Net Neutrality Win: The internet is a utility the FCC will regulate, says federal court

It’s Monday, June 14 2016 and man. was yesterday ever a big day for tech geeks! Where do we even start? How about some E3 highlights from Microsoft and Sony?

Microsoft was up early in the day, and came out swinging with the announcement of the Xbox One S, a slimmer, 4K HDR-capable Xbox with a power supply built in, so no power brick. It’s expected to start at $300, due this August.

Microsoft also closed the show by announcing yet ANOTHER Xbox console, which may have some confused … how many Xbox’s do we need, but the so-called Project Scorpio is a super-powerful console, we suspect so that it can handle VR gaming with no outside help. This one is a good year-and-a-half away, but something tells us the 2017 Holidays are going to be an exciting time for gamers.

In the middle of all the hardware stuff, Microsoft did show off some new games, some of which you get to play on both Xbox and PC with just one purchase. You can find out more about that at the link below.

Sony later closed out the day with no big hardware announcements, save a progress report on Playstation VR, but Sony’s always been about the games, and they had plenty in store.

An unexpected Spiderman game surfaced, and Arkham VR looked promising, which lets you become Batman in a game intended to take full advantage of Playstation VR. Honestly, there were too many game announcements to count. We’ve got all of them, with video, right here.

If you’re not a gamer, then you might have been keeping some tabs on what Apple was up to at its WWDC 2016 conference, where Tim Cook and crew took the stage to show off what’s new with iOS10, MacOS – it’s not OS X anymore — tvOS, and watchOS. That’s a whole lot of OS, but unlike years prior, there was a little less BS this time around. watchOS was probably the least impressive of the announcements. Basically, it now works the way you would expect it to.

Oh, and you can have Minnie Mouse as your watch face as well. They seemed really excited about that. But iOS 10 had quite a few new features, and Apple seemed most excited about changes to Messenger, which is looking more like its own platform trying to take on Facebook than ever before. You can now automatically substitute emoji for actual words almost automatically, there’s full-screen animation, thought bubbles.

It’s a very … well … animated way of communicating, if you’re into that. And it seemed like the crowd was into that. Siri also got a boost – she’s looking and sounding smarter than ever and she’s been opened up to 3rd party developers so soon you can have her open and take action within third party apps – have her order you an Uber, for example, which is something we’ve always wanted.

The photos app looks more like Google Photos than ever before, and Maps is seeing some major improvements, which will be a boon to CarPlay fans.
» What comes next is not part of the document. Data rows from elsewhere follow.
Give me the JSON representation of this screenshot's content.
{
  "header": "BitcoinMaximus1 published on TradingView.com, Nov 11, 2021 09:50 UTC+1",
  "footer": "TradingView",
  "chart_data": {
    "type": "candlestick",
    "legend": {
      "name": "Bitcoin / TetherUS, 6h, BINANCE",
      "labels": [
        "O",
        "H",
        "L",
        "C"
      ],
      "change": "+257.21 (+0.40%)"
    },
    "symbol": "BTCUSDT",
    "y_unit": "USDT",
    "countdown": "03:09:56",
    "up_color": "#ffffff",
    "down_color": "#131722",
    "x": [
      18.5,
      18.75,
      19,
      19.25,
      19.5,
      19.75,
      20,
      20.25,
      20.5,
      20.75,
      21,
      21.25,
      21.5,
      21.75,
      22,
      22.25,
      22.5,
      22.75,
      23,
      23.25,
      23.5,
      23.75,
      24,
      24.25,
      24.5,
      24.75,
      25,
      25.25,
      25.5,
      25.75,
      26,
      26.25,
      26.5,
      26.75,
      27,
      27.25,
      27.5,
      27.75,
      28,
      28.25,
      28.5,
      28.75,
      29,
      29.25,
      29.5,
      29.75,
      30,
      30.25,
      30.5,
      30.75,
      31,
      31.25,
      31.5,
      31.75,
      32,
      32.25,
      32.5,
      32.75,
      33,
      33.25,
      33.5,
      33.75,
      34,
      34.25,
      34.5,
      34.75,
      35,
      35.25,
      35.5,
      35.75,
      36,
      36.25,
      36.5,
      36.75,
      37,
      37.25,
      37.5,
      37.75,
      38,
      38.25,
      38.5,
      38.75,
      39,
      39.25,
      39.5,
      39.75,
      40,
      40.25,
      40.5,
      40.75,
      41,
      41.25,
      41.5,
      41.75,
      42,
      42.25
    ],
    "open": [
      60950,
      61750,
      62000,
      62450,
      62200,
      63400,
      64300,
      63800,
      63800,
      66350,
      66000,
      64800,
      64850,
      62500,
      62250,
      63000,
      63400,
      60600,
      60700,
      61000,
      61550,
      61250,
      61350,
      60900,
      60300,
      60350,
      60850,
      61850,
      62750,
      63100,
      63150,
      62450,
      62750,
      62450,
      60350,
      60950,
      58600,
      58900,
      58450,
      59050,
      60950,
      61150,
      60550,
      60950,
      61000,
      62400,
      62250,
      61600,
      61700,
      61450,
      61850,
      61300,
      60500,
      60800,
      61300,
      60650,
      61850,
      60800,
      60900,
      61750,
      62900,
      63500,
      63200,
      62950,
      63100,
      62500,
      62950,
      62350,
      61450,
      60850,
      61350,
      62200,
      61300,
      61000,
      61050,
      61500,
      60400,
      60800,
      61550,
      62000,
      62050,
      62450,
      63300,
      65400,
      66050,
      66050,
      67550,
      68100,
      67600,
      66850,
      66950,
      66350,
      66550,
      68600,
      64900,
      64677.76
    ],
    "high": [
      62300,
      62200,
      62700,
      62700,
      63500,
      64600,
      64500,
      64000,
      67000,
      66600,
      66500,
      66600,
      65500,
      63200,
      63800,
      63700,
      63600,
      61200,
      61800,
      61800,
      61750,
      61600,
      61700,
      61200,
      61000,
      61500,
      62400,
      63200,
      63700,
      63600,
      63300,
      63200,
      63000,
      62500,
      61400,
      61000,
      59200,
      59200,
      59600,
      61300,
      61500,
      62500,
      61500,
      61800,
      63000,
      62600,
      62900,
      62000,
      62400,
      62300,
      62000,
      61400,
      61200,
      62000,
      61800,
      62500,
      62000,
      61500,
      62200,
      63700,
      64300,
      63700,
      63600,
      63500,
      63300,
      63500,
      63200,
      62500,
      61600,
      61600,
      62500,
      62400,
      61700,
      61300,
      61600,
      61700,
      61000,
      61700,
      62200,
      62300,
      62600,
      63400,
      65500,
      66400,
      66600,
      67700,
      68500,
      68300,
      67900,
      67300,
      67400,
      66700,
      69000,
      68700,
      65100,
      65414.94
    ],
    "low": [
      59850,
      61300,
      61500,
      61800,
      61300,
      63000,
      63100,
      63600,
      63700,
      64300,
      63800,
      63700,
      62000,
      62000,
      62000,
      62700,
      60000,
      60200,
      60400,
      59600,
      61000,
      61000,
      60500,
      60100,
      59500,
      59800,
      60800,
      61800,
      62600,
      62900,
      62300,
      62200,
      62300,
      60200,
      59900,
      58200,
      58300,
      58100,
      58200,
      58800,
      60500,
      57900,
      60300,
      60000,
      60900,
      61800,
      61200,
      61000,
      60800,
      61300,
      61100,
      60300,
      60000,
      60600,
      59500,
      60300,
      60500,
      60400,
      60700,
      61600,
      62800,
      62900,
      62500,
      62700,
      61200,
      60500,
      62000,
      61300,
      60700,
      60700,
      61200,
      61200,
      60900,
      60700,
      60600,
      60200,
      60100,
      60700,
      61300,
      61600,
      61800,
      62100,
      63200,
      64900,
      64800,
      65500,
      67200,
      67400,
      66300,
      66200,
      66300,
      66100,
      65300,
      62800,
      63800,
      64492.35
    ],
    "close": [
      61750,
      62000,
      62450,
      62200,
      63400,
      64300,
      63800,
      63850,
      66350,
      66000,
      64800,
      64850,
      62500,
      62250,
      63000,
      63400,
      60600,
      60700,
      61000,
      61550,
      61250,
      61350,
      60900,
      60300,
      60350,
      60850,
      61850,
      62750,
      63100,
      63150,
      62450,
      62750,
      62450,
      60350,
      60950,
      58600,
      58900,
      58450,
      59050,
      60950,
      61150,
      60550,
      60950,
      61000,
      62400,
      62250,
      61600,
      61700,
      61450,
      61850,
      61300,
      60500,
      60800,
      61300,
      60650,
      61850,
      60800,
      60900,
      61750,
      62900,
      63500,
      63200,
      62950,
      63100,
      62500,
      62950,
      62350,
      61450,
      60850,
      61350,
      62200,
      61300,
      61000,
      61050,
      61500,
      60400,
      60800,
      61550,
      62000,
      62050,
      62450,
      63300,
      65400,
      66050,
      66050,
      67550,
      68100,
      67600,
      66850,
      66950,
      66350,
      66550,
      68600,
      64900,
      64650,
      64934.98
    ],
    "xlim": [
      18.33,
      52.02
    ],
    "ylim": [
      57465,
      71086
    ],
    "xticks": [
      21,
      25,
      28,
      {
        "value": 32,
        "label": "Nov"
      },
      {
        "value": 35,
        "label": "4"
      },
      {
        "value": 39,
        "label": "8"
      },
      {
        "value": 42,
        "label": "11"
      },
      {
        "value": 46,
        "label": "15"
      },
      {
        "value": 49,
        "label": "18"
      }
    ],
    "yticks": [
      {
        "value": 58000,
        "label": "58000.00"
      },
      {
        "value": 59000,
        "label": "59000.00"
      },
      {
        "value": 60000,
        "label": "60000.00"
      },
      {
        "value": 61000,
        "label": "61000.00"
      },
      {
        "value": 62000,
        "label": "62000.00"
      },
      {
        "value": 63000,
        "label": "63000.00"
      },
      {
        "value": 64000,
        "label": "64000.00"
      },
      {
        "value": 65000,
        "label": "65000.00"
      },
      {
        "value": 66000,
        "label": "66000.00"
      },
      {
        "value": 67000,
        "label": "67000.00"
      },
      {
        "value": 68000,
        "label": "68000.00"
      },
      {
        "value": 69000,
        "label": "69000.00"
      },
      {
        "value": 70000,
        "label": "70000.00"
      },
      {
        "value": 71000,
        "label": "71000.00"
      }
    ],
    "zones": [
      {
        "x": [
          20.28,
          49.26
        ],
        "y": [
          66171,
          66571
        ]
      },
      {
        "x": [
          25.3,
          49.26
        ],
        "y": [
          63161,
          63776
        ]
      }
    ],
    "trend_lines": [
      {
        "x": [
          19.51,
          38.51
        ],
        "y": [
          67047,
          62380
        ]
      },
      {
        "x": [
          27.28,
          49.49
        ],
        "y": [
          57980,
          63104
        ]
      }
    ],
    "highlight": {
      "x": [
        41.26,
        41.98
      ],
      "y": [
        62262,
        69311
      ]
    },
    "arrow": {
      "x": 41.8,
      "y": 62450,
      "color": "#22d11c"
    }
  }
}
The Apple Music overhaul, though, was far less impressive. Even though the presentation was a real hoot. Hmmmm … awkward. Apple then wrapped the session with a tear-jerking movie about aspiring developers and Swift Code, the company really is making it easier than ever to learn to code, and that’s to be commended.

Naturally, we’re just skimming the surface of the major highlights, so if you want to dig deeper to find out what your Mac, iPad or iPhone are going to do for you in the coming months, be sure to check out our WWDC wrap-up at the link below.

We finish with breaking news this morning that a Federal Court has ruled that high-speed internet service will be considered a Utility, and therefore subject to regulation by the Federal Communications Commission. The move is being hailed as a win for net neutrality, and will enable much tougher policing of broadband providers, the same providers who, expectedly, claim the FCC is stepping way out of bounds. The US Court of Appeals in DC disagrees, though.

Regardless, there will be most certainly be a litany of courts cases in the months to come as Broadband providers fight for what they believe to be right. Even so, it looks like consumers, and the FCC, may have one the war.